We recently learned that Lufthansa Group (Austrian, Lufthansa, Swiss, Brussels Airlines, and Eurowings) has published a notice in its eXperts site that states:
…effective immediately Lufthansa Group Airlines will no longer accept payment by VISA cards in BIN Range 428803.
The BIN (the Bank Identification Number usually the first six digits of the credit card) identifies which issuer, typically a bank or credit card company, should receive the request for authorization to determine if the account or card is valid and whether the amount of the purchase is within available limits on the card. In this case, the BIN number 428803 refers to U.S. BANK N.A. ND in the VISA Issuing network. The code is used in the United States and can be found on a credit card used as a debit card.
Lufthansa’s explanation for its declaration regarding banks with that BIN Range is that European Union laws require carriers headquartered and incorporated in the EU, and whose card acquirer is also “EU based,” to comply with Directive (EU) 2018/843 regarding preventing the use of the financial system for money laundering to terrorist financing. While reading the EU Directive does not illuminate Lufthansa’s reasons for this action, the underlying reasons are irrelevant to whether travel advisors must comply. It is in their interest to do so because Lufthansa states that “we reserve the right to issue debit memos for any tickets or other documents paid with cards in this range after the publication of this notice.”
This incident illustrates a broader and long-standing issue that affects/afflicts travel advisors throughout the industry.
The site where Lufthansa made this announcement is identified by the carrier group as “the official Lufthansa Group service and information platform for IATA travel agents.” Access to the site is controlled by the login.

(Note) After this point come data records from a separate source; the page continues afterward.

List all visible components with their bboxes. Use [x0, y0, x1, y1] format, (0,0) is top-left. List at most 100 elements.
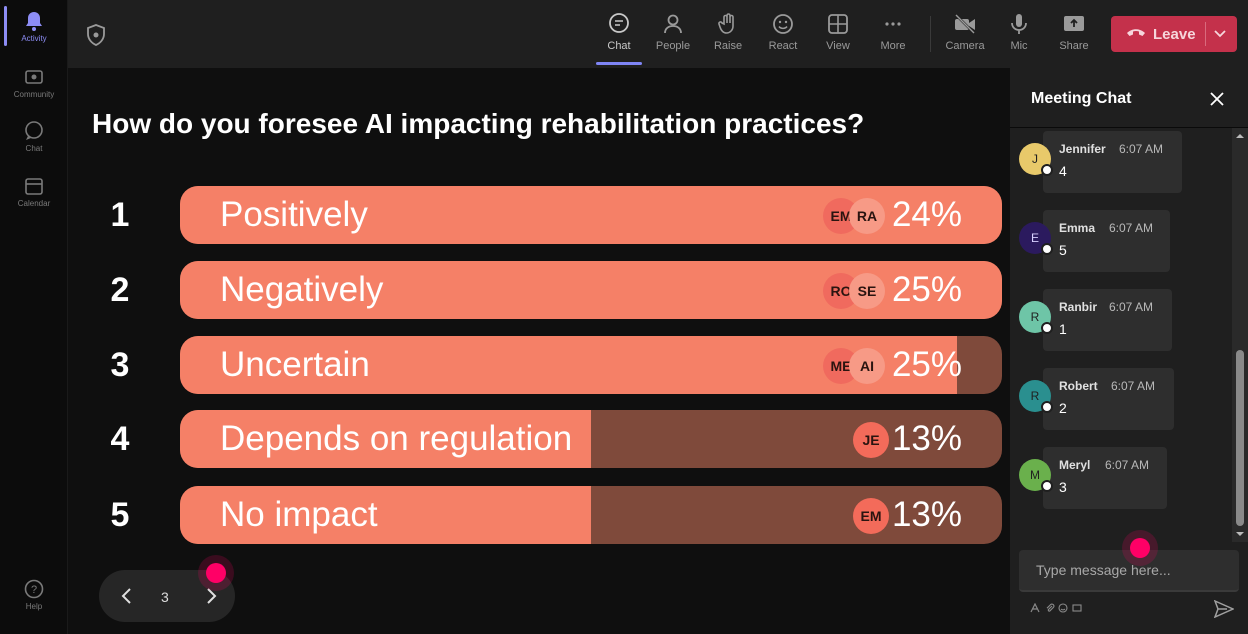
chat-message[interactable]: Meryl 6:07 AM 3 M	[1010, 447, 1232, 511]
presence-status-icon	[1041, 164, 1053, 176]
poll-option-row[interactable]: 5 No impact EM 13%	[68, 486, 1010, 544]
scroll-up-icon[interactable]	[1236, 132, 1244, 140]
calendar-icon	[25, 178, 43, 195]
avatar[interactable]: R	[1019, 301, 1053, 334]
message-bubble: Jennifer 6:07 AM 4	[1043, 131, 1182, 193]
chevron-left-icon[interactable]	[117, 586, 137, 606]
toolbar-view-button[interactable]: View	[813, 10, 863, 62]
chat-scrollbar[interactable]	[1232, 128, 1248, 542]
chevron-down-icon[interactable]	[1213, 27, 1227, 41]
message-timestamp: 6:07 AM	[1111, 379, 1156, 393]
toolbar-more-button[interactable]: More	[868, 10, 918, 62]
voter-avatar: SE	[849, 273, 885, 309]
hand-icon	[718, 13, 734, 34]
avatar[interactable]: R	[1019, 380, 1053, 413]
toolbar-share-label: Share	[1059, 40, 1089, 52]
poll-option-bar[interactable]: Negatively RO SE 25%	[180, 261, 1002, 319]
rail-item-calendar[interactable]: Calendar	[0, 175, 68, 208]
emoji-icon[interactable]	[1058, 603, 1068, 613]
toolbar-mic-button[interactable]: Mic	[994, 10, 1044, 62]
poll-option-row[interactable]: 4 Depends on regulation JE 13%	[68, 410, 1010, 468]
chat-compose-box[interactable]	[1019, 550, 1239, 592]
smiley-icon	[773, 14, 793, 34]
leave-button[interactable]: Leave	[1111, 16, 1237, 52]
avatar[interactable]: J	[1019, 143, 1053, 176]
avatar-initial: E	[1030, 231, 1039, 245]
chat-message[interactable]: Emma 6:07 AM 5 E	[1010, 210, 1232, 274]
rail-item-chat[interactable]: Chat	[0, 120, 68, 153]
chat-message[interactable]: Robert 6:07 AM 2 R	[1010, 368, 1232, 432]
rail-item-help[interactable]: ? Help	[0, 578, 68, 611]
grid-icon	[828, 14, 848, 34]
presence-status-icon	[1041, 243, 1053, 255]
format-icon[interactable]	[1030, 603, 1040, 613]
poll-option-bar[interactable]: Uncertain ME AI 25%	[180, 336, 1002, 394]
rail-item-label: Activity	[21, 34, 47, 43]
chat-message[interactable]: Ranbir 6:07 AM 1 R	[1010, 289, 1232, 353]
poll-question: How do you foresee AI impacting rehabili…	[92, 108, 865, 139]
poll-option-percent: 25%	[891, 345, 962, 384]
chat-message-list[interactable]: Jennifer 6:07 AM 4 J Emma 6:07 AM 5 E Ranbir 6:07…	[1010, 128, 1232, 542]
avatar[interactable]: E	[1019, 222, 1053, 255]
avatar-initial: J	[1032, 152, 1038, 166]
send-icon[interactable]	[1214, 600, 1234, 618]
chat-icon	[609, 13, 629, 33]
close-icon[interactable]	[1208, 90, 1226, 108]
poll-option-label: No impact	[220, 495, 378, 534]
toolbar-react-button[interactable]: React	[758, 10, 808, 62]
message-bubble: Ranbir 6:07 AM 1	[1043, 289, 1172, 351]
meeting-toolbar: Chat People Raise React View More Camera…	[68, 0, 1248, 68]
scroll-down-icon[interactable]	[1236, 530, 1244, 538]
camera-off-icon	[955, 14, 975, 34]
toolbar-share-button[interactable]: Share	[1049, 10, 1099, 62]
rail-item-activity[interactable]: Activity	[0, 10, 68, 43]
chevron-right-icon[interactable]	[201, 586, 221, 606]
community-icon	[25, 70, 43, 84]
leave-label: Leave	[1153, 26, 1196, 43]
pointer-indicator	[1130, 538, 1150, 558]
presence-status-icon	[1041, 322, 1053, 334]
message-bubble: Robert 6:07 AM 2	[1043, 368, 1174, 430]
message-sender: Ranbir	[1059, 300, 1098, 314]
voter-avatar: JE	[853, 422, 889, 458]
rail-item-community[interactable]: Community	[0, 66, 68, 99]
presence-status-icon	[1041, 480, 1053, 492]
message-text: 4	[1059, 163, 1067, 179]
poll-option-number: 5	[110, 496, 130, 534]
toolbar-camera-button[interactable]: Camera	[940, 10, 990, 62]
toolbar-chat-label: Chat	[607, 40, 631, 52]
rail-item-label: Chat	[25, 144, 43, 153]
poll-option-number: 3	[110, 346, 130, 384]
gif-icon[interactable]	[1072, 603, 1082, 613]
poll-option-row[interactable]: 1 Positively EM RA 24%	[68, 186, 1010, 244]
poll-option-percent: 25%	[891, 270, 962, 309]
poll-option-row[interactable]: 3 Uncertain ME AI 25%	[68, 336, 1010, 394]
avatar[interactable]: M	[1019, 459, 1053, 492]
toolbar-raise-button[interactable]: Raise	[703, 10, 753, 62]
attach-icon[interactable]	[1045, 603, 1055, 613]
message-text: 3	[1059, 479, 1067, 495]
toolbar-chat-button[interactable]: Chat	[594, 10, 644, 62]
message-timestamp: 6:07 AM	[1105, 458, 1150, 472]
scrollbar-thumb[interactable]	[1236, 350, 1244, 526]
message-timestamp: 6:07 AM	[1119, 142, 1164, 156]
poll-option-bar[interactable]: Positively EM RA 24%	[180, 186, 1002, 244]
toolbar-camera-label: Camera	[945, 40, 985, 52]
bell-icon	[26, 12, 42, 31]
chat-header-divider	[1010, 127, 1248, 128]
message-bubble: Emma 6:07 AM 5	[1043, 210, 1170, 272]
mic-icon	[1011, 14, 1027, 34]
chat-message-input[interactable]	[1019, 550, 1239, 590]
app-rail: Activity Community Chat Calendar ? Help	[0, 0, 68, 634]
meeting-chat-panel: Meeting Chat Jennifer 6:07 AM 4 J Emma 6:07 A…	[1010, 68, 1248, 634]
chat-message[interactable]: Jennifer 6:07 AM 4 J	[1010, 131, 1232, 195]
poll-option-bar[interactable]: Depends on regulation JE 13%	[180, 410, 1002, 468]
poll-option-bar[interactable]: No impact EM 13%	[180, 486, 1002, 544]
voter-avatar: RA	[849, 198, 885, 234]
rail-active-indicator	[4, 6, 7, 46]
poll-option-number: 1	[110, 196, 130, 234]
toolbar-people-button[interactable]: People	[648, 10, 698, 62]
poll-option-row[interactable]: 2 Negatively RO SE 25%	[68, 261, 1010, 319]
shield-icon	[87, 24, 105, 46]
poll-stage: How do you foresee AI impacting rehabili…	[68, 68, 1010, 634]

It is but one of many ways in which Lufthansa and virtually every other airline of consequence to travel advisors, communicate important policy information to advisors.
Some of the other important ones are notices placed in GDS files, each carrier’s Contract of Carriage (variable in length but typically long and complicated), the ARC Agent Reporting Agreement (58 pages), individual airline supplements to the Reporting Agreement), the ARC Industry Agents Handbook (245 pages), ARC Travel Agent Communications (weekly) and host/consortium contract and policy requirements (variable but also often long and complex). And, of course, as discussed in a prior article, advisors must comply with a vast array of federal and sometimes state disclosure regulations and must remain informed about the infrequent but important changes in those requirements.
Much of this is simply part of what it means to be a professional at a trade. You are required to know about a vast array of information, rules, procedures, and to keep up with changes. Given that few complaints and lawsuits targeting travel agents are filed, it is reasonable to conclude that travel advisors do a good job with their clients. On the other hand, over the years, there have been serious issues of unfair treatment of advisors by some suppliers. One such problem is the question raised by Lufthansa’s posting of a notice in a branded website when failure to comply could lead to a costly debit memo.
I am not picking on Lufthansa because this is a concern involving suppliers in all sectors. I believe that it is unreasonable for any supplier to hold travel advisors accountable for policies that are not reasonably communicated. It’s all well and good to say that advisors must remain aware of company policy as outlined in A, B, and C locations and any changes made thereto, but realistically that imposes an impossible burden on the advisor. And, while advisors must do due diligence when booking reservations, every trip cannot be turned into a lengthy research project that tries to hunt down every possible source of information about a policy that may or may not apply to that reservation.
There is no simple solution to this conundrum. Travel is inherently complicated, a condition made much worse by the pandemic. As we come out of the restrictive environment, advisors are faced with a complex, confusing, and constantly changing set of rules and procedures that may affect their travelers.
The best suggestion I can make in this environment is to do the best you can to find the important information, but document the search so that if an issue arises later that you missed something, you have a record of the lengths you went to in hunting for the relevant information. Suppliers have the leverage in these situations, but in a conflict with suppliers or with clients, having a good record of how you went about your work professionally can be invaluable.
Finally, I recommend you consult with your business legal counsel about a possible notice that you can add to your own communications. This notice would make clear that, as a professional, you are aware of your responsibility to help your client comply with the rules and procedures governing travel in the pandemic or post-pandemic environment. It will likely state that while you exhaust all reasonable sources of information, you cannot guarantee that every supplier has communicated every applicable policy as conditions continue to change. You will then assure clients that you will stand behind them if problems arise from uncommunicated policies.
There is, of course, a danger in this approach in that it emphasizes the unknowns involved in travel planning. The chances of having a problem with an uncommunicated policy are relatively small, but any particular case can be expensive and traumatic. Therefore. consider carefully whether this approach is right for your business. The one certainty in all this is that communication of supplier policy chances is unlikely to improve materially in the relevant future.